It was the winter of 1970 when I slipped into the enchanted kingdom of pinball. I might as well have been living in a dark hole, those six months. A hole dug to my size right in the middle of an open meadow, where I just covered myself, putting a lid on all sound. Not a thing engaged me. When evening rolled around I'd wake up, bundle up in my coat, and have myself a time off in a corner of the game center.
I'd finally found myself a three-flipper "Spaceship" exactly like the one at J's Bar. When I put in a coin and pressed the play button, the machine would raise its targets to such a succession of noises it'd almost start shaking. Then the bonus light would go out, the six digits of the scoreboard would return to zero, and the first ball would spring into the lane. An endless stream of coins fed into the machine, until one month later, a chill and rainy evening in early winter, my score soared to six figures like a hot-air balloon after the last sandbag is tossed overboard.
I wrestled my trembling fingers away from the flipper buttons, leaned back against the wall, drank my ice-cold can of beer, and stared for the longest time at those six digits registered on the scoreboard–105,220.
That was the beginning of my brief honeymoon with the pinball machine. I hardly showed up at the university, and poured half the earnings from my part-time job into pinball. I became practiced in most techniques – hugging, passing, trapping, the stop shot – and soon enough it seemed someone would always be watching in the background when I played. A high school girl with bright red lipstick even came up and brushed her breast against my arm.
By the time I broke 150,000, winter had really set in. There I'd be, alone in the freezing, deserted game center, bundled up in my duffel coat, muffler wrapped around my neck up to my ears, grappling with the machine. The face I'd encounter from time to time in the restroom mirror looked lean and haggard. My skin was flaky. The last sip of each beer began to taste like lead. Cigarette butts scattered everywhere around my feet, I'd munch on a hot dog or something I'd keep thrust in my pocket.
She was great, though. That three-flipper "Spaceship" – only I understood her, and only she understood me. Whenever I pressed her replay button, she'd perk up with a little hum, click the six digits on the board to zero, then smile at me. I'd pull her plunger into position – not a fraction of an inch off – and let that gleaming silver ball fly up the lane onto the field. And while the ball was racing about, it was as if I were smoking potent hashish; my mind was set free.
All sorts of disconnected ideas floated into my head, then disappeared. All sorts of people drifted into view across the glass top over the field, then faded away. Like a two-way mirror to my dreams, the glass top reflected my own mind as it flickered in unison with the bumper and bonus lights.
It's not your fault, she said. To which I only kept shaking my head. You're not to blame, you gave it your all, didn't you?

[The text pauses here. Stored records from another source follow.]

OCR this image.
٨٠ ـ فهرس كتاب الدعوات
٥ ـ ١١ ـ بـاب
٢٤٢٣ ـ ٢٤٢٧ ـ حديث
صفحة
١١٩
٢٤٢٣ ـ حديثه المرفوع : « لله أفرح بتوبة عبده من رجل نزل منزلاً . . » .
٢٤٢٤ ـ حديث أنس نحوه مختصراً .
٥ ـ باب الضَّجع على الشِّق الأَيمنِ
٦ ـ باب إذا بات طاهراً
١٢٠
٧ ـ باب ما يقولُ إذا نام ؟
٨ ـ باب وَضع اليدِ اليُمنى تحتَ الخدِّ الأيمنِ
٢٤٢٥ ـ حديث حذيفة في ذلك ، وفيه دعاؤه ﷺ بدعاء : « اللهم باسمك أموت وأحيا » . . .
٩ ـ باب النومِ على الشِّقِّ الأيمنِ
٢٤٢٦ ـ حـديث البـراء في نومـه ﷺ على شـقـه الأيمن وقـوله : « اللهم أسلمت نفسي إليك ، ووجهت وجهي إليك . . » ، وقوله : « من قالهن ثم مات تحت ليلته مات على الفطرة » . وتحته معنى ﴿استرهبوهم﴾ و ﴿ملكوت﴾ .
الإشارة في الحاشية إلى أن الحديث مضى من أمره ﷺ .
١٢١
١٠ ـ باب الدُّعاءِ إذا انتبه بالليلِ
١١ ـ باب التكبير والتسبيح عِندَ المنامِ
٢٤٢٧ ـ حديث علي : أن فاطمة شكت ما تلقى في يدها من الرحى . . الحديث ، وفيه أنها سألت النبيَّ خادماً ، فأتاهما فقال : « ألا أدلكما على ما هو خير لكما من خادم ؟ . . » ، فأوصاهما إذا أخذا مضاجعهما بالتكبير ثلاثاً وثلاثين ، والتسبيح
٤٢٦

No way, said I. Left flipper, top transfer, ninth target. Not even close. I didn't get a single thing right. I hardly moved a finger. But I could have, if I'd been on the ball.

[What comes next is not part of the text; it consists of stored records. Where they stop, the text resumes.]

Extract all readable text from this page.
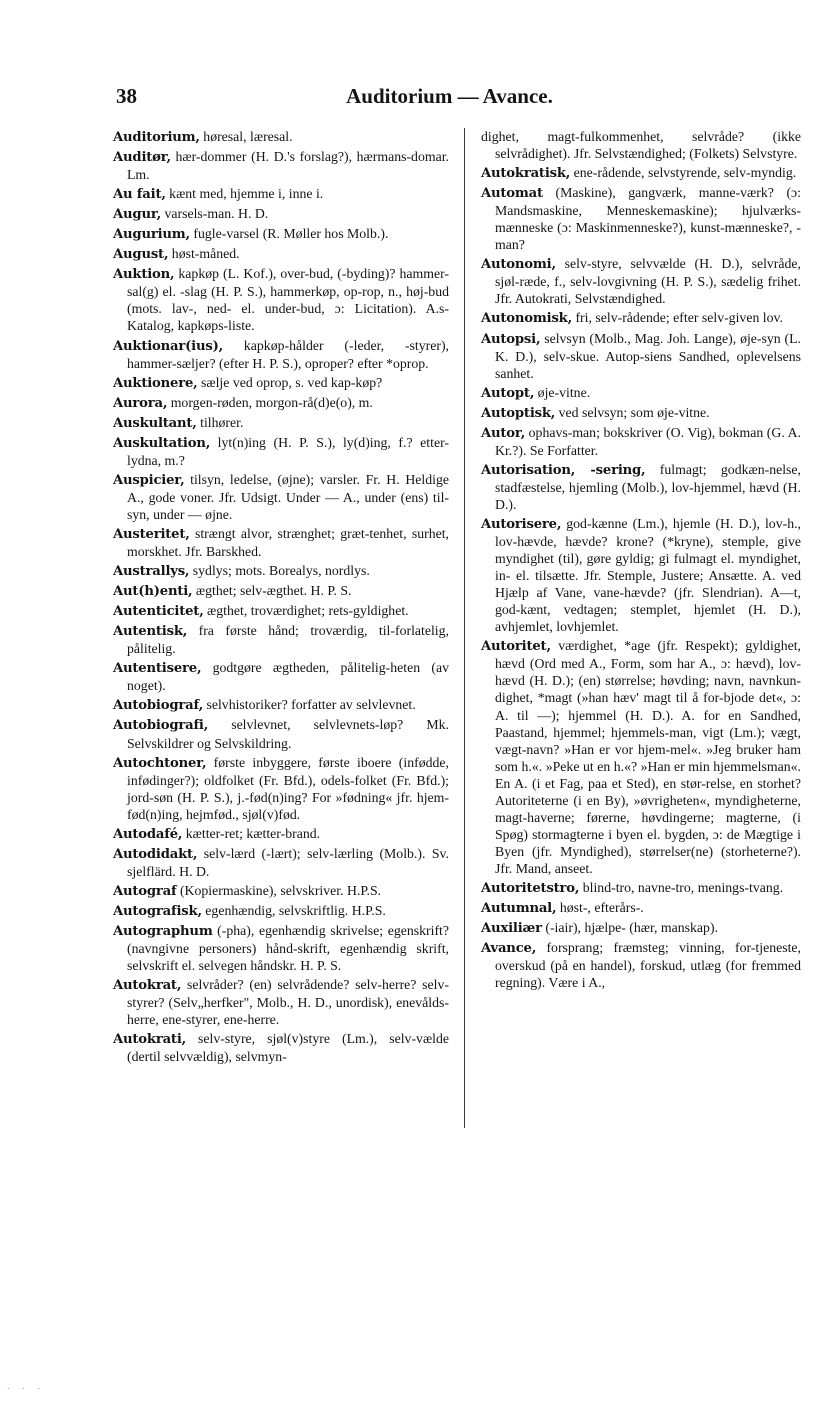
38	Auditorium — Avance.

Auditorium, høresal, læresal.

Auditør, hær-dommer (H. D.'s forslag?), hærmans-domar. Lm.

Au fait, kænt med, hjemme i, inne i.

Augur, varsels-man. H. D.

Augurium, fugle-varsel (R. Møller hos Molb.).

August, høst-måned.

Auktion, kapkøp (L. Kof.), over-bud, (-byding)? hammer-sal(g) el. -slag (H. P. S.), hammerkøp, op-rop, n., høj-bud (mots. lav-, ned- el. under-bud, ɔ: Licitation). A.s-Katalog, kapkøps-liste.

Auktionar(ius), kapkøp-hålder (-leder, -styrer), hammer-sæljer? (efter H. P. S.), oproper? efter *oprop.

Auktionere, sælje ved oprop, s. ved kap-køp?

Aurora, morgen-røden, morgon-rå(d)e(o), m.

Auskultant, tilhører.

Auskultation, lyt(n)ing (H. P. S.), ly(d)ing, f.? etter-lydna, m.?

Auspicier, tilsyn, ledelse, (øjne); varsler. Fr. H. Heldige A., gode voner. Jfr. Udsigt. Under — A., under (ens) til-syn, under — øjne.

Austeritet, strængt alvor, strænghet; græt-tenhet, surhet, morskhet. Jfr. Barskhed.

Australlys, sydlys; mots. Borealys, nordlys.

Aut(h)enti, ægthet; selv-ægthet. H. P. S.

Autenticitet, ægthet, troværdighet; rets-gyldighet.

Autentisk, fra første hånd; troværdig, til-forlatelig, pålitelig.

Autentisere, godtgøre ægtheden, pålitelig-heten (av noget).

Autobiograf, selvhistoriker? forfatter av selvlevnet.

Autobiografi, selvlevnet, selvlevnets-løp? Mk. Selvskildrer og Selvskildring.

Autochtoner, første inbyggere, første iboere (infødde, infødinger?); oldfolket (Fr. Bfd.), odels-folket (Fr. Bfd.); jord-søn (H. P. S.), j.-fød(n)ing? For »fødning« jfr. hjem-fød(n)ing, hejmfød., sjøl(v)fød.

Autodafé, kætter-ret; kætter-brand.

Autodidakt, selv-lærd (-lært); selv-lærling (Molb.). Sv. sjelflärd. H. D.

Autograf (Kopiermaskine), selvskriver. H.P.S.

Autografisk, egenhændig, selvskriftlig. H.P.S.

Autographum (-pha), egenhændig skrivelse; egenskrift? (navngivne personers) hånd-skrift, egenhændig skrift, selvskrift el. selvegen håndskr. H. P. S.

Autokrat, selvråder? (en) selvrådende? selv-herre? selv-styrer? (Selv„herfker", Molb., H. D., unordisk), enevålds-herre, ene-styrer, ene-herre.

Autokrati, selv-styre, sjøl(v)styre (Lm.), selv-vælde (dertil selvvældig), selvmyn-

dighet, magt-fulkommenhet, selvråde? (ikke selvrådighet). Jfr. Selvstændighed; (Folkets) Selvstyre.

Autokratisk, ene-rådende, selvstyrende, selv-myndig.

Automat (Maskine), gangværk, manne-værk? (ɔ: Mandsmaskine, Menneskemaskine); hjulværks-mænneske (ɔ: Maskinmenneske?), kunst-mænneske?, -man?

Autonomi, selv-styre, selvvælde (H. D.), selvråde, sjøl-ræde, f., selv-lovgivning (H. P. S.), sædelig frihet. Jfr. Autokrati, Selvstændighed.

Autonomisk, fri, selv-rådende; efter selv-given lov.

Autopsi, selvsyn (Molb., Mag. Joh. Lange), øje-syn (L. K. D.), selv-skue. Autop-siens Sandhed, oplevelsens sanhet.

Autopt, øje-vitne.

Autoptisk, ved selvsyn; som øje-vitne.

Autor, ophavs-man; bokskriver (O. Vig), bokman (G. A. Kr.?). Se Forfatter.

Autorisation, -sering, fulmagt; godkæn-nelse, stadfæstelse, hjemling (Molb.), lov-hjemmel, hævd (H. D.).

Autorisere, god-kænne (Lm.), hjemle (H. D.), lov-h., lov-hævde, hævde? krone? (*kryne), stemple, give myndighet (til), gøre gyldig; gi fulmagt el. myndighet, in- el. tilsætte. Jfr. Stemple, Justere; Ansætte. A. ved Hjælp af Vane, vane-hævde? (jfr. Slendrian). A—t, god-kænt, vedtagen; stemplet, hjemlet (H. D.), avhjemlet, lovhjemlet.

Autoritet, værdighet, *age (jfr. Respekt); gyldighet, hævd (Ord med A., Form, som har A., ɔ: hævd), lov-hævd (H. D.); (en) størrelse; høvding; navn, navnkun-dighet, *magt (»han hæv' magt til å for-bjode det«, ɔ: A. til —); hjemmel (H. D.). A. for en Sandhed, Paastand, hjemmel; hjemmels-man, vigt (Lm.); vægt, vægt-navn? »Han er vor hjem-mel«. »Jeg bruker ham som h.«. »Peke ut en h.«? »Han er min hjemmelsman«. En A. (i et Fag, paa et Sted), en stør-relse, en storhet? Autoriteterne (i en By), »øvrigheten«, myndigheterne, magt-haverne; førerne, høvdingerne; magterne, (i Spøg) stormagterne i byen el. bygden, ɔ: de Mægtige i Byen (jfr. Myndighed), størrelser(ne) (storheterne?). Jfr. Mand, anseet.

Autoritetstro, blind-tro, navne-tro, menings-tvang.

Autumnal, høst-, efterårs-.

Auxiliær (-iair), hjælpe- (hær, manskap).

Avance, forsprang; fræmsteg; vinning, for-tjeneste, overskud (på en handel), forskud, utlæg (for fremmed regning). Være i A.,

˙ ˙ ˙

There's only so much a person can do, she said.
Maybe so, said I, but that doesn't change a thing.
It'll always be that way. Return lane, trap, kick out, out hole, rebound, hugging, sixth target bonus light, 121,150.
It's over, she said, it's all over.
* * *
In February of the new year, she vanished. The game center was stripped clean, and the following month it had become an all-night doughnut shop.

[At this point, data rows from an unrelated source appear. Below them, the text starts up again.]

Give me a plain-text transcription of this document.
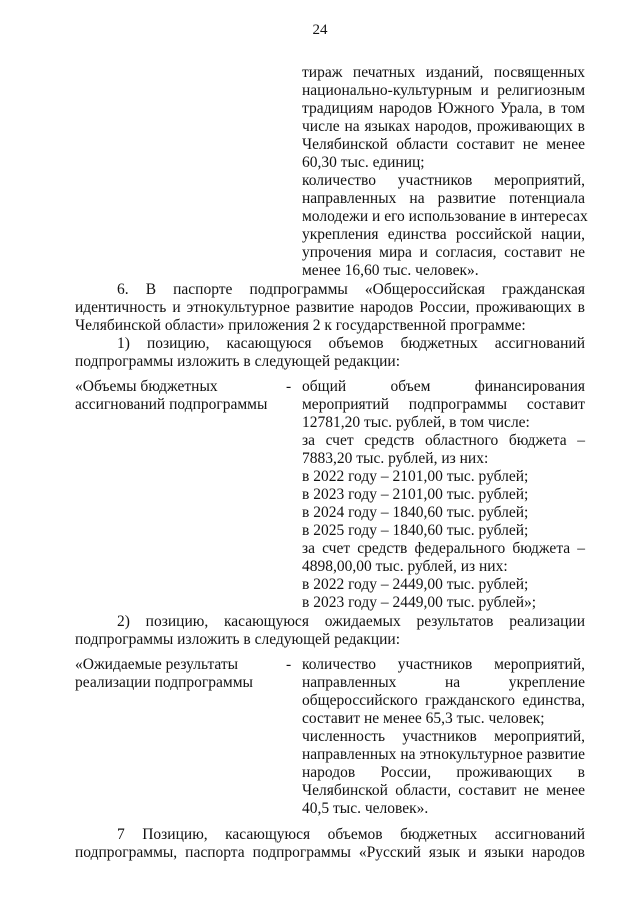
24
тираж печатных изданий, посвященных
национально-культурным и религиозным
традициям народов Южного Урала, в том
числе на языках народов, проживающих в
Челябинской области составит не менее
60,30 тыс. единиц;
количество участников мероприятий,
направленных на развитие потенциала
молодежи и его использование в интересах
укрепления единства российской нации,
упрочения мира и согласия, составит не
менее 16,60 тыс. человек».
6. В паспорте подпрограммы «Общероссийская гражданская
идентичность и этнокультурное развитие народов России, проживающих в
Челябинской области» приложения 2 к государственной программе:
1) позицию, касающуюся объемов бюджетных ассигнований
подпрограммы изложить в следующей редакции:
«Объемы бюджетных
ассигнований подпрограммы
- общий объем финансирования
мероприятий подпрограммы составит
12781,20 тыс. рублей, в том числе:
за счет средств областного бюджета –
7883,20 тыс. рублей, из них:
в 2022 году – 2101,00 тыс. рублей;
в 2023 году – 2101,00 тыс. рублей;
в 2024 году – 1840,60 тыс. рублей;
в 2025 году – 1840,60 тыс. рублей;
за счет средств федерального бюджета –
4898,00,00 тыс. рублей, из них:
в 2022 году – 2449,00 тыс. рублей;
в 2023 году – 2449,00 тыс. рублей»;
2) позицию, касающуюся ожидаемых результатов реализации
подпрограммы изложить в следующей редакции:
«Ожидаемые результаты
реализации подпрограммы
- количество участников мероприятий,
направленных на укрепление
общероссийского гражданского единства,
составит не менее 65,3 тыс. человек;
численность участников мероприятий,
направленных на этнокультурное развитие
народов России, проживающих в
Челябинской области, составит не менее
40,5 тыс. человек».
7 Позицию, касающуюся объемов бюджетных ассигнований
подпрограммы, паспорта подпрограммы «Русский язык и языки народов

The kind of place where girls in curtain-material uniforms brought you tasteless doughnuts on tasteless plates. There were high school students who parked their bikes out front and nighthawk cabbies, bar hostesses, and diehard hippies, all drinking coffee with the exact same bottomed-out expression. I ordered a cup of their awful coffee and a cinnamon doughnut, and asked the waitress if she knew anything about the game center.
She gave me a dirty look, the way she might have looked at a doughnut that had fallen on the floor.
"Game center?"
"The joint that was here up to just a little while ago."
"Haven't the foggiest," she said, shaking her head wearily. Nobody remembers a thing from the month before, that's the kind of town it was.
I roamed the streets in a blue funk. My three-flipper Spaceship was gone, and nobody knew where.
That's when I gave up pinball. When the time comes, everybody gives up pinball. Nothing more to it.